Rombo bilionário de estatais pressiona contas públicas e mobiliza ação do MP
O subprocurador-geral do Ministério Público (MP) junto ao Tribunal de Contas da União (TCU), Lucas Furtado, solicitou que o órgão acompanhe a situação financeira da Eletronuclear e a execução do projeto da usina nuclear de Angra 3, no Rio de Janeiro. A iniciativa busca evitar desperdício de recursos e garantir que a gestão das obras esteja alinhada com os interesses estratégicos do país.
Obras paradas e impacto financeiro na Eletronuclear
As obras de Angra 3 estão interrompidas desde 2015, e a manutenção da estrutura atual da usina custa cerca de R$ 1 bilhão por ano. Segundo estudos do BNDES, a conclusão do projeto custaria aproximadamente R$ 24 bilhões, enquanto a suspensão da construção gerou custos adicionais de R$ 22 bilhões a R$ 26 bilhões, caso o país decida retomar as obras.
Ao pedir o monitoramento, o MP também destacou a necessidade de avaliar alternativas de reestruturação da Eletronuclear, incluindo parcerias público-privadas, para viabilizar a retomada ou decisão de encerramento do projeto.
Pressão de diversas estatais e risco para as contas públicas
O relatório de Riscos Fiscais da União de 2025 aponta que a Eletronuclear não é a única estatal enfrentando dificuldades financeiras. Outras companhias, como Casa da Moeda, Infraero e as empresas docas de cinco estados — Pará, Ceará, Rio Grande do Norte, Bahia e Rio de Janeiro — também apresentam sinais de fragilidade que podem demandar aportes de recursos públicos.
Situação dos Correios e alerta fiscal
Os Correios também vivem momentos desafiadores.
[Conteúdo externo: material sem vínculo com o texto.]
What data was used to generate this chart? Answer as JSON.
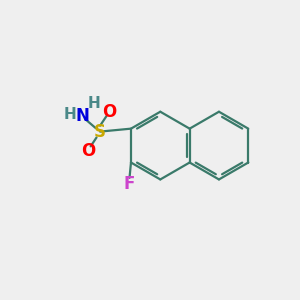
{
  "bg_color": "#efefef",
  "bond_color": "#3a7a6a",
  "bond_width": 1.6,
  "S_color": "#c8a800",
  "O_color": "#ff0000",
  "N_color": "#0000dd",
  "H_color": "#4a8888",
  "F_color": "#cc44cc",
  "figsize": [
    3.0,
    3.0
  ],
  "dpi": 100,
  "xlim": [
    0,
    10
  ],
  "ylim": [
    0,
    10
  ]
}
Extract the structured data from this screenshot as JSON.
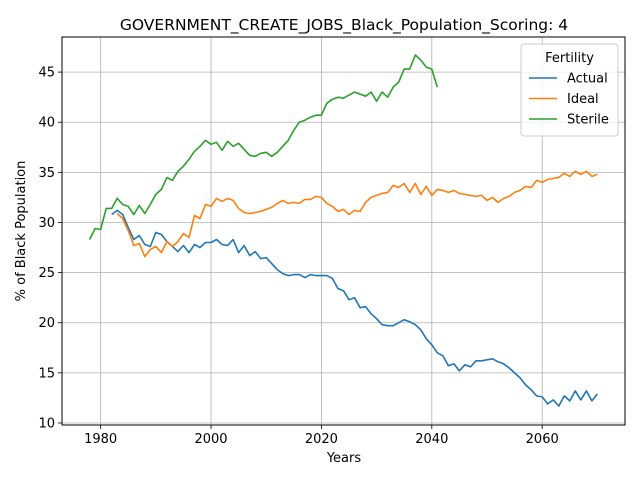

Em reportagem recente, o secretário-executivo do Ministério da Fazenda, Dario Durigan, declarou que a saúde financeira da estatal é “muito ruim”, com previsão de prejuízos de até R$ 10 bilhões em 2025 e R$ 23 bilhões em 2026, se nada for feito. O governo solicitou um plano de reestruturação que deverá ser apresentado nas próximas semanas.
Responsabilidade e gestão das crises
O MP recomenda que o TCU avalie a viabilidade de ações para responsabilizar gestores públicos e privados por possíveis ações ou omissões que contribuíram para a paralisação das obras e o desperdício de recursos públicos. Essa fiscalização pretende assegurar maior rigor na gestão das estatais e proteger o patrimônio do país.
Segundo publicação do jornal G1, o Governo já trabalha na elaboração de estratégias para enfrentar os desafios fiscais causados por essas empresas, buscando alternativas para reforçar o equilíbrio das contas públicas.